A strong brand also provides clarity for your staff. When your employees understand exactly what you offer and how you offer it they’re more likely to explain that effectively and to give your customers what they want. A waiter that knows he has to please diners who have an extensive culinary vocabulary won’t “talk down” to guests, and a waitress at a diner that knows that she’s dealing with a hungry crowd may serve guests quickly. These examples seem obvious, but we’ve all run across service professionals who can’t seem to answer basic questions, damaging the brands of their employers. Ask yourself, “If I asked everyone on my staff to clearly define what my business offers and who we offer it to, would they all have the same answer?” Without clarity in the minds of your employees it’s unlikely that your brand is clearly defined in the minds of your customers.
A clearly defined brand also prevents your competitors from “rebranding” you. Some businesses build aggressive campaigns aimed at diminishing the brands of their competitors, creating questions in the minds of current and potential customers. But if you have a clearly defined brand it’s much harder for anyone to uproot that foundation. If customers are certain about what you offer, they don’t need to look around. And, no matter what a competitor says, they won’t believe it.
Al loves swimming. On the swim team in both high school and college, he found it a great way to stay in shape. After an automobile accident, Al found that his rehabilitation was greatly improved by his swimming routine. His business is focused on the thing he loves most, but he’s had a hard time getting that across to potential customers. Some people assumed that Al’s was a natatorium — an indoor swimming pool. Others figured he sold scuba gear and diving equipment. But in reality Al’s Aquatics is focused on the intersection between swimming and fitness, offering the suits and gear needed by everyone from top-tier teams to those using the pool to recuperate after surgery.

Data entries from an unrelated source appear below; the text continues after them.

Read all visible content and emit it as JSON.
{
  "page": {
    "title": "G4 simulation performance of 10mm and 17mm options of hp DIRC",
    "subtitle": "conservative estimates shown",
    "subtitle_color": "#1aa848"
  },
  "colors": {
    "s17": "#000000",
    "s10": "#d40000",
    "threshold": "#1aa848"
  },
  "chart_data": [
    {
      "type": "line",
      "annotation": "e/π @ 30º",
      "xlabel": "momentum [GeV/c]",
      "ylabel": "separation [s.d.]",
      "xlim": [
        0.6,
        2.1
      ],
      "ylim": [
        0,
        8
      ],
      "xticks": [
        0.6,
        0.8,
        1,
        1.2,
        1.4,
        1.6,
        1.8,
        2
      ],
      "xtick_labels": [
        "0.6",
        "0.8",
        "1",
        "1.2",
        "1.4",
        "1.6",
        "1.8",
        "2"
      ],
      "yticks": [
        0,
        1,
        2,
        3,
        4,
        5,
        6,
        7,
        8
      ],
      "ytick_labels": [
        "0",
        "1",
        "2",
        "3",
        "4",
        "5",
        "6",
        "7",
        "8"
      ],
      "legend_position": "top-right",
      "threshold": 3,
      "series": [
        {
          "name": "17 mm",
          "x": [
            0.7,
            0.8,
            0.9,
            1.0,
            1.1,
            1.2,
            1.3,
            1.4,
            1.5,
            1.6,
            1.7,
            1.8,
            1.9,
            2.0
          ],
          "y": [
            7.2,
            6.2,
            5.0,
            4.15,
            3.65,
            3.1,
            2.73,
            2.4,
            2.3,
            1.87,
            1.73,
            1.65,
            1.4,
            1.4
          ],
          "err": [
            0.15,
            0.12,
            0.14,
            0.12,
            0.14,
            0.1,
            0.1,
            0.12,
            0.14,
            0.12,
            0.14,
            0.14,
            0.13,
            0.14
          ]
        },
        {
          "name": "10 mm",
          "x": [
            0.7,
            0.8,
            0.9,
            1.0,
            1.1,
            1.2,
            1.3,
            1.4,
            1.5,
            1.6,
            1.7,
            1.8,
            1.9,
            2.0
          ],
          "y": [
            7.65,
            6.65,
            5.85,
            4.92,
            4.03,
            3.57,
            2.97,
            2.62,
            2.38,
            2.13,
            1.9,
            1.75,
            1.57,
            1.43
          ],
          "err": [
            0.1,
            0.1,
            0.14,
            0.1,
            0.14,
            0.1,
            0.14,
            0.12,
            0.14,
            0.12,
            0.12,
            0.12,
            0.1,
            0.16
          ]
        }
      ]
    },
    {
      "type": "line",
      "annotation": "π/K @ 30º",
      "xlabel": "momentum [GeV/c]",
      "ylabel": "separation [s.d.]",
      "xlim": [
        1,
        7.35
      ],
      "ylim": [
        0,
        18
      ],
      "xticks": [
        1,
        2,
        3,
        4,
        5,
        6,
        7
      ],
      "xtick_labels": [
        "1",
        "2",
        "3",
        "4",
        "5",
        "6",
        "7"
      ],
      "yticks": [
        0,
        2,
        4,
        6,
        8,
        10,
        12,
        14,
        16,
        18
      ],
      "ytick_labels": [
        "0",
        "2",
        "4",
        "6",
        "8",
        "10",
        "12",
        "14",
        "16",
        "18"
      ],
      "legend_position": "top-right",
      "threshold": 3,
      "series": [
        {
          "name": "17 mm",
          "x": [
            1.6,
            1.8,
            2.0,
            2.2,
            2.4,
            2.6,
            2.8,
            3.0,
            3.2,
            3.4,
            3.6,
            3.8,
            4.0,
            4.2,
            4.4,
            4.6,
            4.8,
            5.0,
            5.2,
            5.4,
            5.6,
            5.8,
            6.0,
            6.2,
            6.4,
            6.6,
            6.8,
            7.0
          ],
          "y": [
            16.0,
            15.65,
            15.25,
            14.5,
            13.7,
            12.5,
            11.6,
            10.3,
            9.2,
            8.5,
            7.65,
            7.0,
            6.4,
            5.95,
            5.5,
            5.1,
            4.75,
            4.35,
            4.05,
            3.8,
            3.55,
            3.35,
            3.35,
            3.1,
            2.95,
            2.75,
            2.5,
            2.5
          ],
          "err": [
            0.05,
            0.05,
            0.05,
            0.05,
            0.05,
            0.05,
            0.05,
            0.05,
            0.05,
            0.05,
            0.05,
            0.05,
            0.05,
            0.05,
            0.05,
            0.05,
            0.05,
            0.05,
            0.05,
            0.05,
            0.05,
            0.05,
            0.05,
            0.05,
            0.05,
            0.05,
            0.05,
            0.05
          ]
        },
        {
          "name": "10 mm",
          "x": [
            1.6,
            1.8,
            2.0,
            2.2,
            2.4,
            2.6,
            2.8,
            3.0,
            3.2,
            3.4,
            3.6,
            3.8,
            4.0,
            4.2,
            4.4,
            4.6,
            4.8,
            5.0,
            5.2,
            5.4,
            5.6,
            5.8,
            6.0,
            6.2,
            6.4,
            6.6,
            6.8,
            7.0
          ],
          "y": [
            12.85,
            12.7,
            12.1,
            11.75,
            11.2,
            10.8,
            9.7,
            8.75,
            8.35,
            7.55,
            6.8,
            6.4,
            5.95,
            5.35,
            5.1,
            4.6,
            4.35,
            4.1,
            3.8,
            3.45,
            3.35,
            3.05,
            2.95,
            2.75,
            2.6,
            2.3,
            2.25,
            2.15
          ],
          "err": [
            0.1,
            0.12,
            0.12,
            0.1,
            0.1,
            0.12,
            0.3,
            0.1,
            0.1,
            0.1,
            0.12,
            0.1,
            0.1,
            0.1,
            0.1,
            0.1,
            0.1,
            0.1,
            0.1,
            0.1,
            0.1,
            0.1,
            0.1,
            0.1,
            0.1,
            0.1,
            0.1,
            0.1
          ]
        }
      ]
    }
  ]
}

To both clarify his brand in the public mind and attract potential customers, Al decided to become a major contributor to swim teams at all educational levels, including college. He also volunteered to coach his son’s middle school team. In conjunction with a local hospital he developed a fundraising campaign for a nonprofit rehabilitation center, advertising the benefits of swimming for those in need of physical therapy. He also worked with retirement centers to facilitate water aerobics and other courses for the elderly. These activities clarified what Al offered while demonstrating his support for the sport.